Daily Development for Wednesday, July 25, 2007
by: Patrick A. Randolph, Jr.
Elmer F. Pierson Professor of Law
UMKC School of Law
Of Counsel: Blackwell Sanders Peper Martin
Kansas City, Missouri
dirt@umkc.edu

LANDOWNER LIABILITY; ELEVATORS: Maryland upholds old majority rule that owners of building containing elevators are treated as common carriers with high standard of care to prevent injuries to riders, even in modern area of safer, self-service elevators.

The Johns Hopkins Hospital v. Corriea, 921 A. 2d 837 (Md. App. 2007)

Plaintiff claimed serious aggravation of an existing back injury when a slow, low level elevator lurched.  There was evidence that the elevator had some parts that had worn, and that there had been similar incidents involving this elevator in the past.  But Johns Hopkins had contracted with a professional elevator operating company to maintain the elevator systems. 

The court determined that it would adhere to the established law in Maryland and the majority of other U.S. jurisdictions:

[O]ne who "is engaged in the undertaking of running an elevator as a means of personal transportation" is required to use the "highest degree of care and diligence practicable under the circumstances," which is the same standard that common carriers are required to meet.”

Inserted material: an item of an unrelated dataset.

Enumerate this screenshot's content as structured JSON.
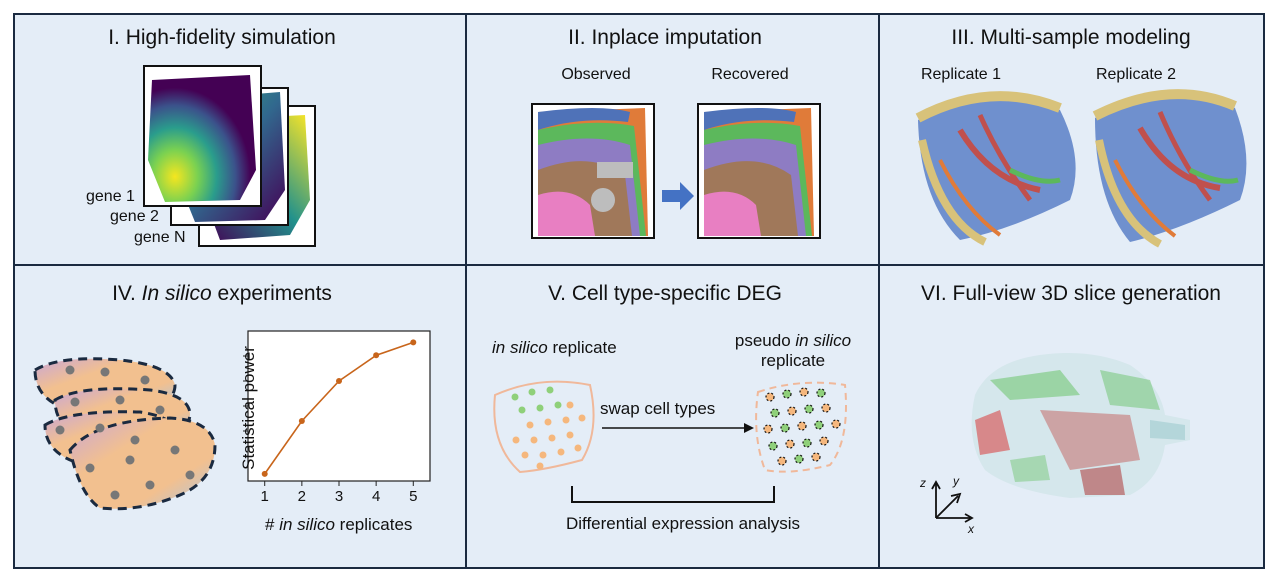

The court noted that this standard applies to the owner of the building in which the elevator operates, and does not apply, interestingly enough, to the operating company employed to operate and maintain the elevator. 

Defendant Hospital argued that the rule in Maryland dated back to 1937, and there was some small authority to suggest that Maryland cases since them did not follow it.  Hospital noted that when the rule was developed elevators were much newer technology and, moreover, were generally operated by employees of the building owner who “drove” them.  Thus the rationale for treating them as a common carrier was more evident.  In modern times, however, the Hospital argued, the proper standard ought to be the duty of reasonable care that an owner owes to building invitees generally in Maryland.

The court disagreed. 

"The foundation of the rule for the protection of a passenger is in the undertaking of the common carrier which is to carry safely; but another reason for it is, that when the passenger commits himself to the carrier he does so in ignorance of the machinery and appliances (as well as their defects) used in connection with the means of transportation, and becomes a passive and helpless creature in the hands of the transportation company and its agents. For the same reason, this rule should be extended to those who operate elevators for carrying passengers from one story of a building to another. When they undertake to carry they undertake to carry safely. If it is not their express agreement to do so, it is surely an implied one, and the condition of a passenger caged in a suspended car, is one not only of utter ignorance of what has been done or ought to be done for his safety, but of absolute passiveness and pitiable helplessness when confronted with danger against which human kn

owledge, skill and foresight ought to have guarded; and the rule has been so extended."

Because elevator passengers today remain “passive and helpless creatures,” albeit now independently able to push the buttons to make the car move, the court concluded that the same rationale ought to apply.  It noted that 21 other states follow this approach, while a much smaller number use the ordinary care standard. 

Hospital also argued that the application of the duty to it was inappropriate because, like most building owners, it maintained an independent company to service its elevators.  The court noted that here the allegations of negligence included a failure of the building owner to report incidents suggesting elevator problems to its operating company.  In any event, however, the court concluded that it is the owner of the elevator that invites riders to use it and is most likely to become aware of operational problems.  Therefore, it is appropriate that the high duty be imposed upon the owner, and such duty is non delegable.

Comment 1: Note that the court, citing authority elsewhere, does not extend the rule to escalator operators. 

Comment 2: Although most of the opinion is devoted to the attempt by the defendant to change the “common carrier” rule, in fact likely the real battle in the case was an evidentiary one.  There had been a history of problems with the elevator, and the elevator operating company inspector, in a post-accident inspection, came up with a long list of deferred maintenance issues.   It’s not clear why that company, or its predecessor, had not identified these problems prior to the inspection.  In any event, when the court held the evidence of the post accident inspection admissible, liability appeared to be pretty clear.